Seit ihrer Errichtung 2008 verfolgt die SFVV den Zweck, »im Geiste der Versöhnung die Erinnerung und das Gedenken an Flucht und Vertreibung im 20. Jahrhundert im historischen Kontext des Zweiten Weltkrieges und der nationalsozialistischen Expansions- und Vernichtungs-politik und ihrer Folgen wachzuhalten«. Ihre konzeptionelle Ausrichtung und bisherige Tätigkeit war und ist in Politik, Medien und Wissenschaft von kontroversen Debatten über den sachgerechten, ausgewogenen Umgang mit der Thematik sowie über Fragen der Musealisierung und Dokumentation des historischen Geschehens verbunden.
Am Anfang stand das Zentrum gegen Vertreibungen
1999 schlug die damals neu gewählte Präsidentin des Bundes der Vertriebenen (BdV), Erika Steinbach (CDU), gemeinsam mit dem sudentendeutschen Sozialdemokraten Peter Glotz (1939–2005) vor, an zentraler Stelle in Berlin einen nationalen Gedenkort zur Erinnerung an Flucht und Vertreibung der Deutschen am Ende des Zweiten Weltkrieges und in der unmittelbaren Nachkriegszeit zu schaffen. Zu diesem Zweck gründete der BdV 2000 die Stiftung Zentrum gegen Vertreibungen (ZgV). Während der BdV mit seinem Plan zur Errichtung eines auf die deutschen Vertriebenen ausgerichteten Gedenkorts in Berlin von großen Teilen der CDU/CSU unterstützt wurde, stand die SPD-geführte Bundesregierung diesem Ansatz eher kritisch gegenüber.

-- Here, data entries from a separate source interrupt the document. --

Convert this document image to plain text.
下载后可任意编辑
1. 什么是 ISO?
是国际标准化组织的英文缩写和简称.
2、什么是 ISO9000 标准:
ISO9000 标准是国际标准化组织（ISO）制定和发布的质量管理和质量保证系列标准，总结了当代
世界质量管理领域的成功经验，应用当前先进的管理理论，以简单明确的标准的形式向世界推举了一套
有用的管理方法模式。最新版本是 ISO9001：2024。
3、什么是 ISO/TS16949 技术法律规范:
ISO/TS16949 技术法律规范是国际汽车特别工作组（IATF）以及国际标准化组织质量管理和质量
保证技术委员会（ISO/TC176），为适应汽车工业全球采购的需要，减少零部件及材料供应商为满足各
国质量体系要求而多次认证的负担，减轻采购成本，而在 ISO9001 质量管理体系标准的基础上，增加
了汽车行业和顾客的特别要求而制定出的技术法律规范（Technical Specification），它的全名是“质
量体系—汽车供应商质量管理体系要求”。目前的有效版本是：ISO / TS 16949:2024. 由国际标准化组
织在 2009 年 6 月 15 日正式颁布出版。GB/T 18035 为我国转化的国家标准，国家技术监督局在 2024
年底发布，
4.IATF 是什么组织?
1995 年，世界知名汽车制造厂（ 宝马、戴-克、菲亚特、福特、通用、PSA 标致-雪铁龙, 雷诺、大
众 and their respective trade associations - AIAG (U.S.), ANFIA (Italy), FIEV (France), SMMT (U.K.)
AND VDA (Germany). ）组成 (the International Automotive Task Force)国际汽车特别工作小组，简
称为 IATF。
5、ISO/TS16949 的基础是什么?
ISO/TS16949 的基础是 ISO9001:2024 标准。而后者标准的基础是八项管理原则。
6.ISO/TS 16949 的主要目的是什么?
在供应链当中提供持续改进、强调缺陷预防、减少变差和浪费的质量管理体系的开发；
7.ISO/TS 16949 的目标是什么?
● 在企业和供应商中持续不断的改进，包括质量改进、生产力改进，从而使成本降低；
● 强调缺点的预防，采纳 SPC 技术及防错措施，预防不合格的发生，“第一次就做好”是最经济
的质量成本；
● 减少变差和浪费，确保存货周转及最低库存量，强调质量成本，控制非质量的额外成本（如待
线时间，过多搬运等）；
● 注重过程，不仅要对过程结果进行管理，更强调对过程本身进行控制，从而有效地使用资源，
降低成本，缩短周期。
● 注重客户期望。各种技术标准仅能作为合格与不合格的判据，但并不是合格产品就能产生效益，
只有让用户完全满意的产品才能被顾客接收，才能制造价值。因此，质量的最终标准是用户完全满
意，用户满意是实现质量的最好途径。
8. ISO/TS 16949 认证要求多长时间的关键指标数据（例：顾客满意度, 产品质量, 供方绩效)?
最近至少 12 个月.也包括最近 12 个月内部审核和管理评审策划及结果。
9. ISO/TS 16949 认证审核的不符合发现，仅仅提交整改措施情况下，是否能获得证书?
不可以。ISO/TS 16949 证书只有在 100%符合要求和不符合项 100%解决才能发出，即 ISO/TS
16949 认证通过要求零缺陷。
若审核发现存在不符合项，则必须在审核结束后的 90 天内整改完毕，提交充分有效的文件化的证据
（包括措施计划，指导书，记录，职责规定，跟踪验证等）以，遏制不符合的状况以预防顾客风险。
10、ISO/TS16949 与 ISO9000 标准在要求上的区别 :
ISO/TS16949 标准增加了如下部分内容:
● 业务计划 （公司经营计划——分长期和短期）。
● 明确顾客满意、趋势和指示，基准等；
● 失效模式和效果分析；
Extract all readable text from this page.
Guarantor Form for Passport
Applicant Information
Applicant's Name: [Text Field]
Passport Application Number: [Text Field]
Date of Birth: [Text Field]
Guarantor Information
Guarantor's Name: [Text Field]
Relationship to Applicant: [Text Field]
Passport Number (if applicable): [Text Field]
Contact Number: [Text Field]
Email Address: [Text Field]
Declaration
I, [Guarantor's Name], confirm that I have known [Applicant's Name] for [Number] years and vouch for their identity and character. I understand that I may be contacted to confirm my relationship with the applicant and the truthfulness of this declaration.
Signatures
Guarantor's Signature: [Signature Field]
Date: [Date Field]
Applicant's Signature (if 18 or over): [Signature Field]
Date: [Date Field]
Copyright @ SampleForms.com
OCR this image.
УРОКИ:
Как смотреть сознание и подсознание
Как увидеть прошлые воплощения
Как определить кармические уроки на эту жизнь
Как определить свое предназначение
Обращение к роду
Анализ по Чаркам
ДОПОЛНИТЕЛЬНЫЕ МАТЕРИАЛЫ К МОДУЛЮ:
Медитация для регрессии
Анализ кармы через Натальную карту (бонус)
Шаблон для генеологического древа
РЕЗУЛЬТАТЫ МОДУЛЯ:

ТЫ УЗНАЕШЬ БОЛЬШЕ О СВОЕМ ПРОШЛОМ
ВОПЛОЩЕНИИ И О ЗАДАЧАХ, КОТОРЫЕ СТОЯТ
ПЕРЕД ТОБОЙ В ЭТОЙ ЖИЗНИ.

Das Vorhaben wurde von der Öffentlichkeit im In- und Ausland kontrovers diskutiert. Unter anderem wurde die Sorge geäußert, dass der zentralen Bedeutung der Erinnerung an den Holocaust in der Bundesrepublik ein neues Opfernarrativ gegenübergestellt werden solle und der Holocaust damit relativiert werden könnte. Grundsätzlich bestanden vor allem in Polen, aber auch in der Tschechischen Republik Vorbehalte gegen die Einrichtung eines zentralen deutschen Erinnerungsortes zum Themenkomplex der Vertreibung in Berlin. Sie richteten sich zunächst gegen das ZgV und später auch gegen die SFVV. Befürchtet wurden insbesondere eine Entkontextualisierung des Vertreibungsgeschehens, die einseitige Betonung der deutschen Opferperspektive, eine Umdeutung von Täter- und Opferrollen im Zweiten Weltkrieg sowie eine mangelnde Thematisierung der Leiderfahrungen der von deutscher Besatzungs- und Vernichtungspolitik betroffenen Völker.
Im Zuge der Diskussion wurde zunächst die Konzeption des ZgV »europäisiert«: So wurde in die zu schaffende Gedenkinstitution ein historischer Überblick über Vertreibungen in Europa integriert, was dem Selbstverständnis des BdV als Opfergruppe entsprach. Allerdings schien dies den Vorwurf zu bestätigen, dass die deutschen Vertriebenen im ZgV den Opfern der NS-Verbrechen gleichgestellt würden, was wiederum einer Nivellierung der deutschen Kriegsschuld Vorschub leistete. Seit 2006 führt das ZgV nun deutschlandweit Veranstaltungen durch. Die Vorsitzende Erika Steinbach hat diese Initiative weiterhin als treibende Kraft in der Diskussion über die Erinnerung an Flucht und Vertreibung der Deutschen – gerade auch mit Blick auf die Tätigkeit der SFVV – gesehen, sodass die Arbeit des ZgV auch nach der Errichtung der neuen Stiftung bis heute fortgesetzt wird.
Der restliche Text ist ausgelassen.